Q: What exactly is the Model Context Protocol (MCP)?

A: MCP is an open standard, like a common language, that lets AI applications (clients) and external data sources or tools (servers) talk to each other. It helps AI models get the context (data, instructions, tools) they need from outside systems to give more accurate and relevant responses. Think of it as a universal adapter for AI connections.

Q: How is MCP different from OpenAI's function calling or plugins?

A: While OpenAI's tools allow models to use specific external functions, MCP is a broader, open standard. It covers not just tool use, but also providing structured data (Resources) and instruction templates (Prompts) as context. Being an open standard means it's not tied to one company's models or platform. OpenAI has even started adopting MCP in its Agents SDK.

Q: Can I use MCP with frameworks like LangChain?

A: Yes, MCP is designed to complement frameworks like LangChain or LlamaIndex. Instead of relying solely on custom connectors within these frameworks, you can use MCP as a standardized bridge to connect to various tools and data sources. There's potential for interoperability, like converting MCP tools into LangChain tools.

Q: Why was MCP created? What problem does it solve?

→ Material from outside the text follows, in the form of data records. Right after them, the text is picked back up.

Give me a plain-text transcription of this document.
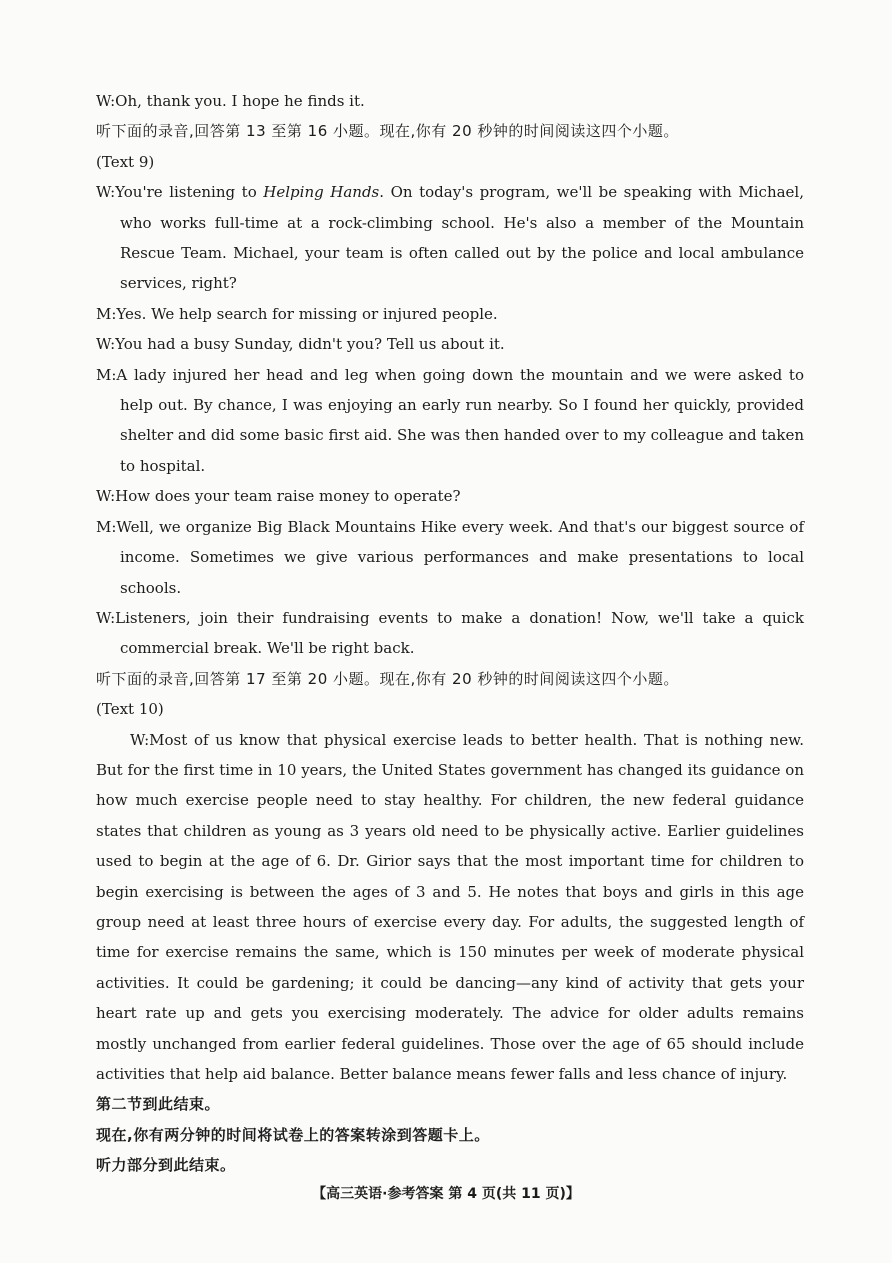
W:Oh, thank you. I hope he finds it.

听下面的录音,回答第 13 至第 16 小题。现在,你有 20 秒钟的时间阅读这四个小题。

(Text 9)

W:You're listening to Helping Hands. On today's program, we'll be speaking with Michael, who works full-time at a rock-climbing school. He's also a member of the Mountain Rescue Team. Michael, your team is often called out by the police and local ambulance services, right?

M:Yes. We help search for missing or injured people.

W:You had a busy Sunday, didn't you? Tell us about it.

M:A lady injured her head and leg when going down the mountain and we were asked to help out. By chance, I was enjoying an early run nearby. So I found her quickly, provided shelter and did some basic first aid. She was then handed over to my colleague and taken to hospital.

W:How does your team raise money to operate?

M:Well, we organize Big Black Mountains Hike every week. And that's our biggest source of income. Sometimes we give various performances and make presentations to local schools.

W:Listeners, join their fundraising events to make a donation! Now, we'll take a quick commercial break. We'll be right back.

听下面的录音,回答第 17 至第 20 小题。现在,你有 20 秒钟的时间阅读这四个小题。

(Text 10)

W:Most of us know that physical exercise leads to better health. That is nothing new. But for the first time in 10 years, the United States government has changed its guidance on how much exercise people need to stay healthy. For children, the new federal guidance states that children as young as 3 years old need to be physically active. Earlier guidelines used to begin at the age of 6. Dr. Girior says that the most important time for children to begin exercising is between the ages of 3 and 5. He notes that boys and girls in this age group need at least three hours of exercise every day. For adults, the suggested length of time for exercise remains the same, which is 150 minutes per week of moderate physical activities. It could be gardening; it could be dancing—any kind of activity that gets your heart rate up and gets you exercising moderately. The advice for older adults remains mostly unchanged from earlier federal guidelines. Those over the age of 65 should include activities that help aid balance. Better balance means fewer falls and less chance of injury.

第二节到此结束。

现在,你有两分钟的时间将试卷上的答案转涂到答题卡上。

听力部分到此结束。

【高三英语·参考答案 第 4 页(共 11 页)】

A: It was created because large language models often lack real-time information and connecting them to external data/tools required custom, complex integrations for each pair. MCP solves this by providing a standard way to connect, reducing development time, complexity, and cost, and enabling better interoperability between different AI models and tools.

Q: Is MCP secure? What are the main risks?

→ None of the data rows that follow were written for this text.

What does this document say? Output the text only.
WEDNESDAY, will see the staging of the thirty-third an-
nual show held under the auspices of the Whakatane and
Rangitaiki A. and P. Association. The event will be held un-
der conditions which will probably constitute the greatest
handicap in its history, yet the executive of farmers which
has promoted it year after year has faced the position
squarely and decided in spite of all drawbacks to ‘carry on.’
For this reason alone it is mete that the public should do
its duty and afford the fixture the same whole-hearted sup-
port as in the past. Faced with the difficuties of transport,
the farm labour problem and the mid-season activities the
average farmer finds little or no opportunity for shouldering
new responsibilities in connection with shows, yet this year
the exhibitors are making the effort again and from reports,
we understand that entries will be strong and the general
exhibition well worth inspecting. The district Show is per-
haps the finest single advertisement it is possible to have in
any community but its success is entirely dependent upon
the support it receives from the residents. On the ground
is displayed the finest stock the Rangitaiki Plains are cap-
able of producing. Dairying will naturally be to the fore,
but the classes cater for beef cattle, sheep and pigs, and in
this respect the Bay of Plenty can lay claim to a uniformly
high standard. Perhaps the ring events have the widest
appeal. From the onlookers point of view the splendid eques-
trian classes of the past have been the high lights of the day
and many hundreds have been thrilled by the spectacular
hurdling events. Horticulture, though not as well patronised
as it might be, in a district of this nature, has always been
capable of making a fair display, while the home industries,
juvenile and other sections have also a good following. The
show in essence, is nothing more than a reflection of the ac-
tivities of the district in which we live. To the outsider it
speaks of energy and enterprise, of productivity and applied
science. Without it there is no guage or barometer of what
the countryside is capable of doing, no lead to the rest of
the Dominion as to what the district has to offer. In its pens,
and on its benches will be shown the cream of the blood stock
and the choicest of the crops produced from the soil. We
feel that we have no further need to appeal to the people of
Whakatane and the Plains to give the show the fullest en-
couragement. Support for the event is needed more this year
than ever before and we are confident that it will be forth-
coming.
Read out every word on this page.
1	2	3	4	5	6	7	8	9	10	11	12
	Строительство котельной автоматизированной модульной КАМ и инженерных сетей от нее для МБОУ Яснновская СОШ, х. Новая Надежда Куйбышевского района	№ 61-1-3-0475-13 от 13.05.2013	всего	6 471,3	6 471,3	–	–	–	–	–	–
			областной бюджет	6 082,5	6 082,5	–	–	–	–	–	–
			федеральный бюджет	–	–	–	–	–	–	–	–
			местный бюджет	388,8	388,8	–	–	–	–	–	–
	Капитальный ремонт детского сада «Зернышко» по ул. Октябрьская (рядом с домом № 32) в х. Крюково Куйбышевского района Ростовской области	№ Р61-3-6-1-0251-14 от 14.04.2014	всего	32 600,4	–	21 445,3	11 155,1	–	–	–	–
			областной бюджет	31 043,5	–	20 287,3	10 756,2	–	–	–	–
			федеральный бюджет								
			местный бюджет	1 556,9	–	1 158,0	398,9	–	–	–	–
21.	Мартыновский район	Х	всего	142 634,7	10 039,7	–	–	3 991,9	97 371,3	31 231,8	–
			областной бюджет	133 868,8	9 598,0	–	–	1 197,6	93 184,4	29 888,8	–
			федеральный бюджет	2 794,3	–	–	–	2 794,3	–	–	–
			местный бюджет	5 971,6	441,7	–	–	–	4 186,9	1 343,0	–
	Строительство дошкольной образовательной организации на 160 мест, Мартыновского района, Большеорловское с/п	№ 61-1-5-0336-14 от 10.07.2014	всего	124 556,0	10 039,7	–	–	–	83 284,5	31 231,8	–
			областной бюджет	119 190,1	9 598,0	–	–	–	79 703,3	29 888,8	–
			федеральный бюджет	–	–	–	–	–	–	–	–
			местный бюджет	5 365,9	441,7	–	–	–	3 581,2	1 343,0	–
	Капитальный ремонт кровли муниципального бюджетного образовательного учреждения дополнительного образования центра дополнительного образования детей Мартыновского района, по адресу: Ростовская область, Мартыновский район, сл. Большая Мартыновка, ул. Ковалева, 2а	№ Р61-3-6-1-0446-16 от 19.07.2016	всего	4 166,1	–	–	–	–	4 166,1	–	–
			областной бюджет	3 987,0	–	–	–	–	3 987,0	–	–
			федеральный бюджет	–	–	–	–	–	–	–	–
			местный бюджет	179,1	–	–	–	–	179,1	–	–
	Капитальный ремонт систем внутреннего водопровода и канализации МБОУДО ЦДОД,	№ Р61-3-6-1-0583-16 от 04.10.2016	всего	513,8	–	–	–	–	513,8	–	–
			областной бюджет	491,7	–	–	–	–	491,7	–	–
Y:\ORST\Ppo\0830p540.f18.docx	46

A: Security is a major consideration. While MCP includes principles like user consent and control, risks exist. These include potential server compromises leading to token theft, indirect prompt injection attacks, excessive permissions, context data leakage, session hijacking, and vulnerabilities in server implementations. Implementing robust security measures like OAuth 2.1, TLS, strict permissions, and monitoring is crucial.

Q: Who is behind MCP?

A: MCP was initially developed and open-sourced by Anthropic. However, it's an open standard with active contributions from the community, including companies like Microsoft and VMware Tanzu who maintain official SDKs.